ANY LAWYERS OUT THERE WHO COULD help Mandy Nagy?

DOES IT CAUSE BRAIN DAMAGE? BECAUSE THAT WOULD EXPLAIN A LOT: Congressional Couches Test Positive for Toxic Retardant.

As Congress considers an overhaul of toxic chemical regulations, a new analysis has brought the issue close to home — perhaps a little too close for comfort.

The Environmental Defense Fund recently analyzed six couches from each of the congressional office buildings and found three contained a toxic flame-retardant chemical known as TDCPP. The chemical can be found on the California Environmental Protection Agency’s list of carcinogens.

The analysis could cause some concern around the Capitol — particularly among members of the “Couch Caucus,” who sleep in their offices. Advocates working to overhaul chemical safety regulations hope it pushes lawmakers to act.

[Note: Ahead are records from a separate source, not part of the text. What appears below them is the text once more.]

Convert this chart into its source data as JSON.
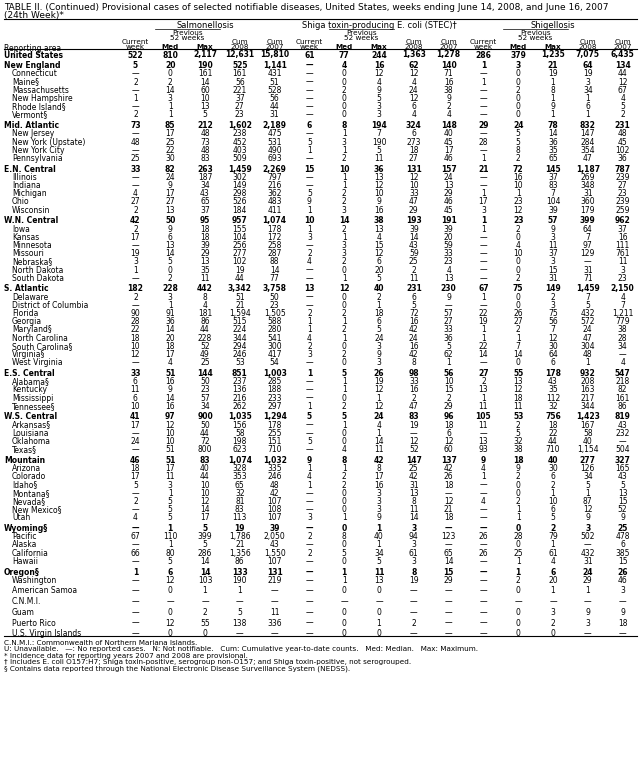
{
  "title_line1": "TABLE II. (Continued) Provisional cases of selected notifiable diseases, United States, weeks ending June 14, 2008, and June 16, 2007",
  "title_line2": "(24th Week)*",
  "col_groups": [
    "Salmonellosis",
    "Shiga toxin-producing E. coli (STEC)†",
    "Shigellosis"
  ],
  "rows": [
    [
      "United States",
      "522",
      "810",
      "2,117",
      "12,631",
      "15,810",
      "61",
      "77",
      "244",
      "1,363",
      "1,278",
      "286",
      "379",
      "1,235",
      "7,075",
      "6,435"
    ],
    [
      "New England",
      "5",
      "20",
      "190",
      "525",
      "1,141",
      "—",
      "4",
      "16",
      "62",
      "140",
      "1",
      "3",
      "21",
      "64",
      "134"
    ],
    [
      "Connecticut",
      "—",
      "0",
      "161",
      "161",
      "431",
      "—",
      "0",
      "12",
      "12",
      "71",
      "—",
      "0",
      "19",
      "19",
      "44"
    ],
    [
      "Maine§",
      "2",
      "2",
      "14",
      "56",
      "51",
      "—",
      "0",
      "4",
      "4",
      "16",
      "1",
      "0",
      "1",
      "3",
      "12"
    ],
    [
      "Massachusetts",
      "—",
      "14",
      "60",
      "221",
      "528",
      "—",
      "2",
      "9",
      "24",
      "38",
      "—",
      "2",
      "8",
      "34",
      "67"
    ],
    [
      "New Hampshire",
      "1",
      "3",
      "10",
      "37",
      "56",
      "—",
      "0",
      "5",
      "12",
      "9",
      "—",
      "0",
      "1",
      "1",
      "4"
    ],
    [
      "Rhode Island§",
      "—",
      "1",
      "13",
      "27",
      "44",
      "—",
      "0",
      "3",
      "6",
      "2",
      "—",
      "0",
      "9",
      "6",
      "5"
    ],
    [
      "Vermont§",
      "2",
      "1",
      "5",
      "23",
      "31",
      "—",
      "0",
      "3",
      "4",
      "4",
      "—",
      "0",
      "1",
      "1",
      "2"
    ],
    [
      "Mid. Atlantic",
      "73",
      "85",
      "212",
      "1,602",
      "2,189",
      "6",
      "8",
      "194",
      "324",
      "148",
      "29",
      "24",
      "78",
      "832",
      "231"
    ],
    [
      "New Jersey",
      "—",
      "17",
      "48",
      "238",
      "475",
      "—",
      "1",
      "7",
      "6",
      "40",
      "—",
      "5",
      "14",
      "147",
      "48"
    ],
    [
      "New York (Upstate)",
      "48",
      "25",
      "73",
      "452",
      "531",
      "5",
      "3",
      "190",
      "273",
      "45",
      "28",
      "5",
      "36",
      "284",
      "45"
    ],
    [
      "New York City",
      "—",
      "22",
      "48",
      "403",
      "490",
      "1",
      "1",
      "5",
      "18",
      "17",
      "—",
      "8",
      "35",
      "354",
      "102"
    ],
    [
      "Pennsylvania",
      "25",
      "30",
      "83",
      "509",
      "693",
      "—",
      "2",
      "11",
      "27",
      "46",
      "1",
      "2",
      "65",
      "47",
      "36"
    ],
    [
      "E.N. Central",
      "33",
      "82",
      "263",
      "1,459",
      "2,269",
      "15",
      "10",
      "36",
      "131",
      "157",
      "21",
      "72",
      "145",
      "1,187",
      "787"
    ],
    [
      "Illinois",
      "—",
      "24",
      "187",
      "302",
      "797",
      "—",
      "1",
      "13",
      "12",
      "24",
      "—",
      "16",
      "37",
      "269",
      "239"
    ],
    [
      "Indiana",
      "—",
      "9",
      "34",
      "149",
      "216",
      "—",
      "1",
      "12",
      "10",
      "13",
      "—",
      "10",
      "83",
      "348",
      "27"
    ],
    [
      "Michigan",
      "4",
      "17",
      "43",
      "298",
      "362",
      "5",
      "2",
      "10",
      "33",
      "29",
      "1",
      "1",
      "7",
      "31",
      "23"
    ],
    [
      "Ohio",
      "27",
      "27",
      "65",
      "526",
      "483",
      "9",
      "2",
      "9",
      "47",
      "46",
      "17",
      "23",
      "104",
      "360",
      "239"
    ],
    [
      "Wisconsin",
      "2",
      "13",
      "37",
      "184",
      "411",
      "1",
      "3",
      "16",
      "29",
      "45",
      "3",
      "12",
      "39",
      "179",
      "259"
    ],
    [
      "W.N. Central",
      "42",
      "50",
      "95",
      "957",
      "1,074",
      "10",
      "14",
      "38",
      "193",
      "191",
      "1",
      "23",
      "57",
      "399",
      "962"
    ],
    [
      "Iowa",
      "2",
      "9",
      "18",
      "155",
      "178",
      "1",
      "2",
      "13",
      "39",
      "39",
      "1",
      "2",
      "9",
      "64",
      "37"
    ],
    [
      "Kansas",
      "17",
      "6",
      "18",
      "104",
      "172",
      "3",
      "1",
      "4",
      "14",
      "20",
      "—",
      "0",
      "3",
      "7",
      "16"
    ],
    [
      "Minnesota",
      "—",
      "13",
      "39",
      "256",
      "258",
      "—",
      "3",
      "15",
      "43",
      "59",
      "—",
      "4",
      "11",
      "97",
      "111"
    ],
    [
      "Missouri",
      "19",
      "14",
      "29",
      "277",
      "287",
      "2",
      "3",
      "12",
      "59",
      "33",
      "—",
      "10",
      "37",
      "129",
      "761"
    ],
    [
      "Nebraska§",
      "3",
      "5",
      "13",
      "102",
      "88",
      "4",
      "2",
      "6",
      "25",
      "23",
      "—",
      "0",
      "3",
      "—",
      "11"
    ],
    [
      "North Dakota",
      "1",
      "0",
      "35",
      "19",
      "14",
      "—",
      "0",
      "20",
      "2",
      "4",
      "—",
      "0",
      "15",
      "31",
      "3"
    ],
    [
      "South Dakota",
      "—",
      "2",
      "11",
      "44",
      "77",
      "—",
      "1",
      "5",
      "11",
      "13",
      "—",
      "2",
      "31",
      "71",
      "23"
    ],
    [
      "S. Atlantic",
      "182",
      "228",
      "442",
      "3,342",
      "3,758",
      "13",
      "12",
      "40",
      "231",
      "230",
      "67",
      "75",
      "149",
      "1,459",
      "2,150"
    ],
    [
      "Delaware",
      "2",
      "3",
      "8",
      "51",
      "50",
      "—",
      "0",
      "2",
      "6",
      "9",
      "1",
      "0",
      "2",
      "7",
      "4"
    ],
    [
      "District of Columbia",
      "—",
      "1",
      "4",
      "21",
      "23",
      "—",
      "0",
      "1",
      "5",
      "—",
      "—",
      "0",
      "3",
      "5",
      "7"
    ],
    [
      "Florida",
      "90",
      "91",
      "181",
      "1,594",
      "1,505",
      "2",
      "2",
      "18",
      "72",
      "57",
      "22",
      "26",
      "75",
      "432",
      "1,211"
    ],
    [
      "Georgia",
      "28",
      "36",
      "86",
      "515",
      "588",
      "1",
      "1",
      "6",
      "16",
      "27",
      "19",
      "27",
      "56",
      "572",
      "779"
    ],
    [
      "Maryland§",
      "22",
      "14",
      "44",
      "224",
      "280",
      "1",
      "2",
      "5",
      "42",
      "33",
      "1",
      "2",
      "7",
      "24",
      "38"
    ],
    [
      "North Carolina",
      "18",
      "20",
      "228",
      "344",
      "541",
      "4",
      "1",
      "24",
      "24",
      "36",
      "1",
      "1",
      "12",
      "47",
      "28"
    ],
    [
      "South Carolina§",
      "10",
      "18",
      "52",
      "294",
      "300",
      "2",
      "0",
      "3",
      "16",
      "5",
      "22",
      "7",
      "30",
      "304",
      "34"
    ],
    [
      "Virginia§",
      "12",
      "17",
      "49",
      "246",
      "417",
      "3",
      "2",
      "9",
      "42",
      "62",
      "14",
      "14",
      "64",
      "48",
      "—"
    ],
    [
      "West Virginia",
      "—",
      "4",
      "25",
      "53",
      "54",
      "—",
      "0",
      "3",
      "8",
      "1",
      "—",
      "0",
      "6",
      "1",
      "4"
    ],
    [
      "E.S. Central",
      "33",
      "51",
      "144",
      "851",
      "1,003",
      "1",
      "5",
      "26",
      "98",
      "56",
      "27",
      "55",
      "178",
      "932",
      "547"
    ],
    [
      "Alabama§",
      "6",
      "16",
      "50",
      "237",
      "285",
      "—",
      "1",
      "19",
      "33",
      "10",
      "2",
      "13",
      "43",
      "208",
      "218"
    ],
    [
      "Kentucky",
      "11",
      "9",
      "23",
      "136",
      "188",
      "—",
      "1",
      "12",
      "16",
      "15",
      "13",
      "12",
      "35",
      "163",
      "82"
    ],
    [
      "Mississippi",
      "6",
      "14",
      "57",
      "216",
      "233",
      "—",
      "0",
      "1",
      "2",
      "2",
      "1",
      "18",
      "112",
      "217",
      "161"
    ],
    [
      "Tennessee§",
      "10",
      "16",
      "34",
      "262",
      "297",
      "1",
      "2",
      "12",
      "47",
      "29",
      "11",
      "11",
      "32",
      "344",
      "86"
    ],
    [
      "W.S. Central",
      "41",
      "97",
      "900",
      "1,035",
      "1,294",
      "5",
      "5",
      "24",
      "83",
      "96",
      "105",
      "53",
      "756",
      "1,423",
      "819"
    ],
    [
      "Arkansas§",
      "17",
      "12",
      "50",
      "156",
      "178",
      "—",
      "1",
      "4",
      "19",
      "18",
      "11",
      "2",
      "18",
      "167",
      "43"
    ],
    [
      "Louisiana",
      "—",
      "10",
      "44",
      "58",
      "255",
      "—",
      "0",
      "1",
      "—",
      "6",
      "—",
      "5",
      "22",
      "58",
      "232"
    ],
    [
      "Oklahoma",
      "24",
      "10",
      "72",
      "198",
      "151",
      "5",
      "0",
      "14",
      "12",
      "12",
      "13",
      "32",
      "44",
      "40",
      "—"
    ],
    [
      "Texas§",
      "—",
      "51",
      "800",
      "623",
      "710",
      "—",
      "4",
      "11",
      "52",
      "60",
      "93",
      "38",
      "710",
      "1,154",
      "504"
    ],
    [
      "Mountain",
      "46",
      "51",
      "83",
      "1,074",
      "1,032",
      "9",
      "8",
      "42",
      "147",
      "137",
      "9",
      "18",
      "40",
      "277",
      "327"
    ],
    [
      "Arizona",
      "18",
      "17",
      "40",
      "328",
      "335",
      "1",
      "1",
      "8",
      "25",
      "42",
      "4",
      "9",
      "30",
      "126",
      "165"
    ],
    [
      "Colorado",
      "17",
      "11",
      "44",
      "353",
      "246",
      "4",
      "2",
      "17",
      "42",
      "26",
      "1",
      "2",
      "6",
      "34",
      "43"
    ],
    [
      "Idaho§",
      "5",
      "3",
      "10",
      "65",
      "48",
      "1",
      "2",
      "16",
      "31",
      "18",
      "—",
      "0",
      "2",
      "5",
      "5"
    ],
    [
      "Montana§",
      "—",
      "1",
      "10",
      "32",
      "42",
      "—",
      "0",
      "3",
      "13",
      "—",
      "—",
      "0",
      "1",
      "1",
      "13"
    ],
    [
      "Nevada§",
      "2",
      "5",
      "12",
      "81",
      "107",
      "—",
      "0",
      "3",
      "8",
      "12",
      "4",
      "2",
      "10",
      "87",
      "15"
    ],
    [
      "New Mexico§",
      "—",
      "5",
      "14",
      "83",
      "108",
      "—",
      "0",
      "3",
      "11",
      "21",
      "—",
      "1",
      "6",
      "12",
      "52"
    ],
    [
      "Utah",
      "4",
      "5",
      "17",
      "113",
      "107",
      "3",
      "1",
      "9",
      "14",
      "18",
      "—",
      "1",
      "5",
      "9",
      "9"
    ],
    [
      "Wyoming§",
      "—",
      "1",
      "5",
      "19",
      "39",
      "—",
      "0",
      "1",
      "3",
      "—",
      "—",
      "0",
      "2",
      "3",
      "25"
    ],
    [
      "Pacific",
      "67",
      "110",
      "399",
      "1,786",
      "2,050",
      "2",
      "8",
      "40",
      "94",
      "123",
      "26",
      "28",
      "79",
      "502",
      "478"
    ],
    [
      "Alaska",
      "—",
      "1",
      "5",
      "21",
      "43",
      "—",
      "0",
      "1",
      "3",
      "—",
      "—",
      "0",
      "1",
      "—",
      "6"
    ],
    [
      "California",
      "66",
      "80",
      "286",
      "1,356",
      "1,550",
      "2",
      "5",
      "34",
      "61",
      "65",
      "26",
      "25",
      "61",
      "432",
      "385"
    ],
    [
      "Hawaii",
      "—",
      "5",
      "14",
      "86",
      "107",
      "—",
      "0",
      "5",
      "3",
      "14",
      "—",
      "1",
      "4",
      "31",
      "15"
    ],
    [
      "Oregon§",
      "1",
      "6",
      "14",
      "133",
      "131",
      "—",
      "1",
      "11",
      "8",
      "15",
      "—",
      "1",
      "6",
      "24",
      "26"
    ],
    [
      "Washington",
      "—",
      "12",
      "103",
      "190",
      "219",
      "—",
      "1",
      "13",
      "19",
      "29",
      "—",
      "2",
      "20",
      "29",
      "46"
    ],
    [
      "American Samoa",
      "—",
      "0",
      "1",
      "1",
      "—",
      "—",
      "0",
      "0",
      "—",
      "—",
      "—",
      "0",
      "1",
      "1",
      "3"
    ],
    [
      "C.N.M.I.",
      "—",
      "—",
      "—",
      "—",
      "—",
      "—",
      "—",
      "—",
      "—",
      "—",
      "—",
      "—",
      "—",
      "—",
      "—"
    ],
    [
      "Guam",
      "—",
      "0",
      "2",
      "5",
      "11",
      "—",
      "0",
      "0",
      "—",
      "—",
      "—",
      "0",
      "3",
      "9",
      "9"
    ],
    [
      "Puerto Rico",
      "—",
      "12",
      "55",
      "138",
      "336",
      "—",
      "0",
      "1",
      "2",
      "—",
      "—",
      "0",
      "2",
      "3",
      "18"
    ],
    [
      "U.S. Virgin Islands",
      "—",
      "0",
      "0",
      "—",
      "—",
      "—",
      "0",
      "0",
      "—",
      "—",
      "—",
      "0",
      "0",
      "—",
      "—"
    ]
  ],
  "bold_rows": [
    0,
    1,
    8,
    13,
    19,
    27,
    37,
    42,
    47,
    55,
    60
  ],
  "extra_gap_before": [
    1,
    8,
    13,
    19,
    27,
    37,
    42,
    47,
    55,
    60,
    62,
    63,
    64,
    65,
    66
  ],
  "footnotes": [
    "C.N.M.I.: Commonwealth of Northern Mariana Islands.",
    "U: Unavailable.   —: No reported cases.   N: Not notifiable.   Cum: Cumulative year-to-date counts.   Med: Median.   Max: Maximum.",
    "* Incidence data for reporting years 2007 and 2008 are provisional.",
    "† Includes E. coli O157:H7; Shiga toxin-positive, serogroup non-O157; and Shiga toxin-positive, not serogrouped.",
    "§ Contains data reported through the National Electronic Disease Surveillance System (NEDSS)."
  ]
}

“It’s crazy to think that there are toxic chemicals in the very furniture we’re sitting on while working to update America’s chemical safety law,” Sen. Tom Udall, D-N.M., said in a statement. A couch from his office in the Hart Senate Office Building tested positive for TDCPP, along with couches from the Rayburn and Cannon House Office Buildings.

The EDF-secured nickel-sized samples of foam from the couch cushions of six individual offices. The samples were then sent to Duke University’s Superfund Research Center, which conducts free analyses of furniture foam, and three of the six samples tested positive for TDCPP.

The couches in the study are a small sample size for the hundreds of offices on Capitol Hill. But the EDF noted in a statement about the analysis that congressional furniture “remains in use for many years” and “the varying results may be due to differing ages of the furniture.”

TDCPP, also known as chlorinated tris, was used in children’s pajamas in the 1970s, but manufacturers stopped using the chemical when consumers became concerned about its harmful effects.

I mean, there must be some explanation.